Metal‐ion‐governed molecular recognition: extent of intramolecular stack formation in mixed‐ligand–copper(II) complexes containing a heteroaromatic N base and an adenosine monophosphate (2′AMP, 3′AMP, or 5′AMP)

Stability constants of mixed‐ligand Cu(Arm)(AMP) complexes [where Arm = 2,2′‐bipyridyl (Bpy) or 1,10phenanthroline (Phen) and AMP 2− = 2′AMP 2− , 3′AMP 2− or 5′AMP 2− ] were determined by potentiometric pH titrations in aqueous solution at I = 0.1 M (NaNO 3 ) and 25°C. The ternary Cu(Arm)(AMP) complexes are more stable than corresponding Cu(Arm)(R‐MP) complexes, where R‐MP 2− represents a phosphate monoester with a group R that is unable to participate in any kind of interaction within the complexes as, for example, D‐ribose 5′‐monophosphate. This increased stability is attributed, in agreement with previous results, to intramolecular stack formation in the Cu(Arm)(AMP) complexes between the purine residue of the AMPs and the aromatic rings of Bpy or Phen.

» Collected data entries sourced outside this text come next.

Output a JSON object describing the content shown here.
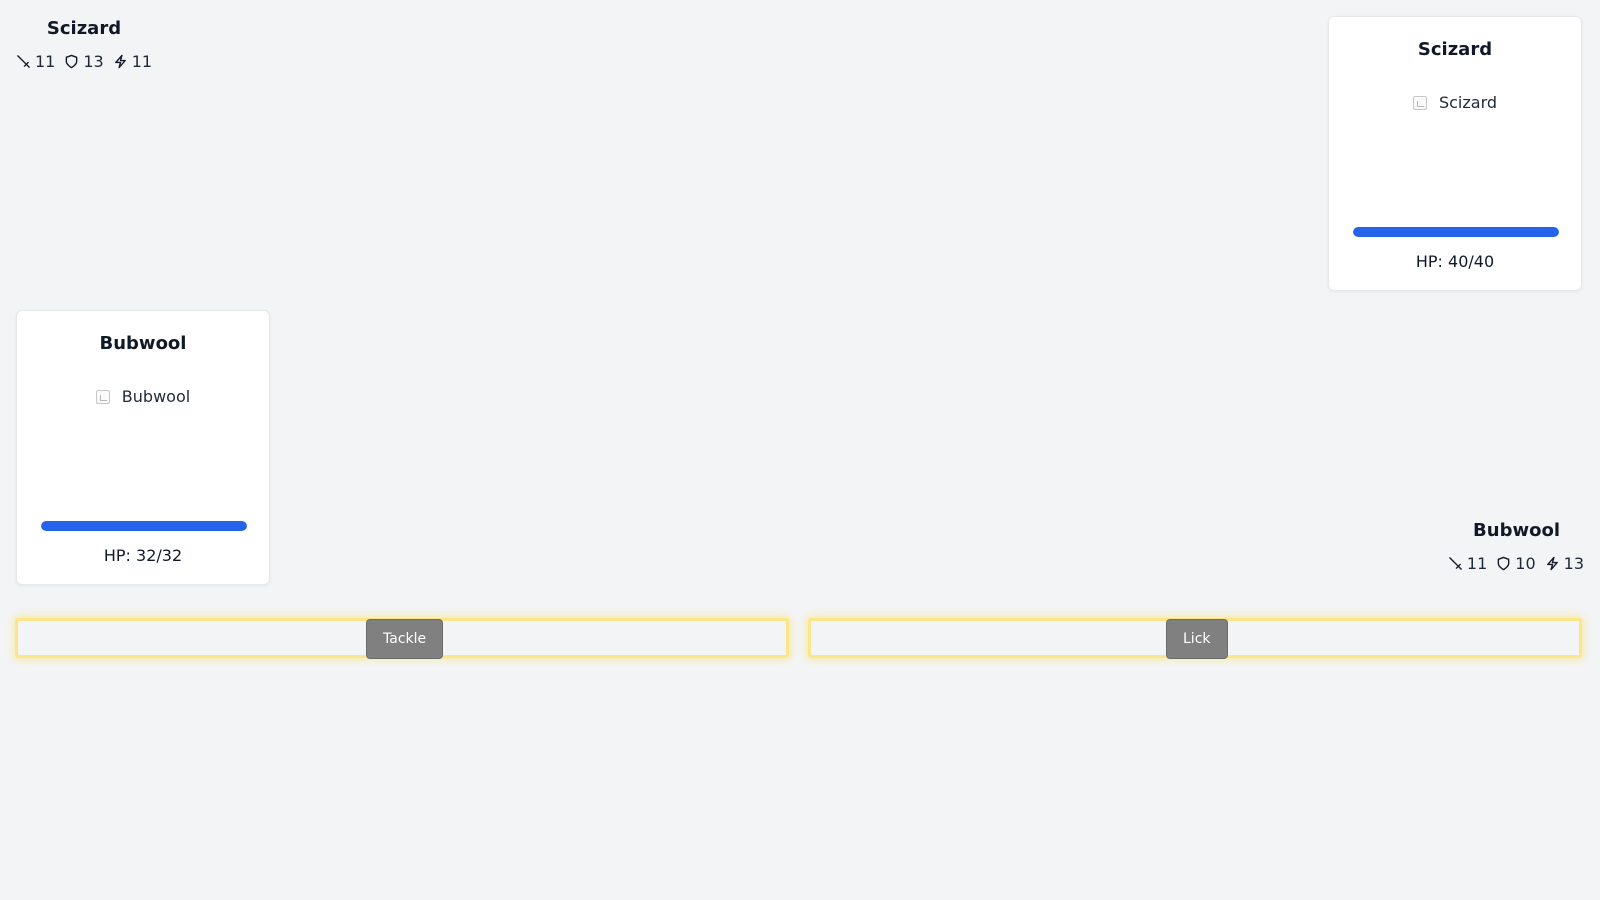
{
  "enemy": {
    "name": "Scizard",
    "stats": {
      "attack": "11",
      "defense": "13",
      "speed": "11"
    },
    "card": {
      "name": "Scizard",
      "sprite_alt": "Scizard",
      "hp_text": "HP: 40/40",
      "hp_fraction": 1.0
    }
  },
  "player": {
    "name": "Bubwool",
    "stats": {
      "attack": "11",
      "defense": "10",
      "speed": "13"
    },
    "card": {
      "name": "Bubwool",
      "sprite_alt": "Bubwool",
      "hp_text": "HP: 32/32",
      "hp_fraction": 1.0
    }
  },
  "moves": [
    {
      "label": "Tackle"
    },
    {
      "label": "Lick"
    }
  ],
  "icons": {
    "attack": "sword-icon",
    "defense": "shield-icon",
    "speed": "lightning-icon"
  },
  "colors": {
    "hp_bar": "#2563eb",
    "move_button": "#808080",
    "slot_highlight": "#fde68a"
  }
}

Based on correlation lines (previously obtained from log K versus p K a plots) for Cu(Arm)(R‐MP) complexes without a ligand‐ligand interaction, a quantitative evaluation was carried out. The degree of formation of the species with the intramolecular stacks increases for the Cu(Arm)(AMP) complexes in the series: 3′AMP 2− < 5′AMP 2− < 2′AMP 2− ; e.g. in Cu(Bpy)(3′AMP) the stack reaches a formation degree of 45 ± 11% and in Cu(Bpy)(2′AMP) one of 96.1 ± 0.7% is obtained. It must be emphasized that these differences are due to the different steric orientations of the bridging metal ion, which result from the varying position of the phosphate group on the ribose ring. As shown by 1 H‐NMR shift measurements, there is no significant effect of the position of the phosphate group on the stability of the binary (Phen)(AMP) 2− adducts ( K ∼ 36 M −1 in D 2 O); such an effect is seen only if a metal‐ion bridge is formed between the moieties forming the stack, i.e. metal‐ion coordination imposes individual properties on the AMPs. By also taking into account some recent results on other nucleoside 5′‐monophosphate complexes, the following trend for an increasing stacking tendency of the nucleic base moieties can be established: uracil ≲ cytosine ≲ thymine ≪ adenine < 7‐deazaadenine. Some additional conclusions of general importance are given and the relevance of the results with regard to bio‐systems is indicated.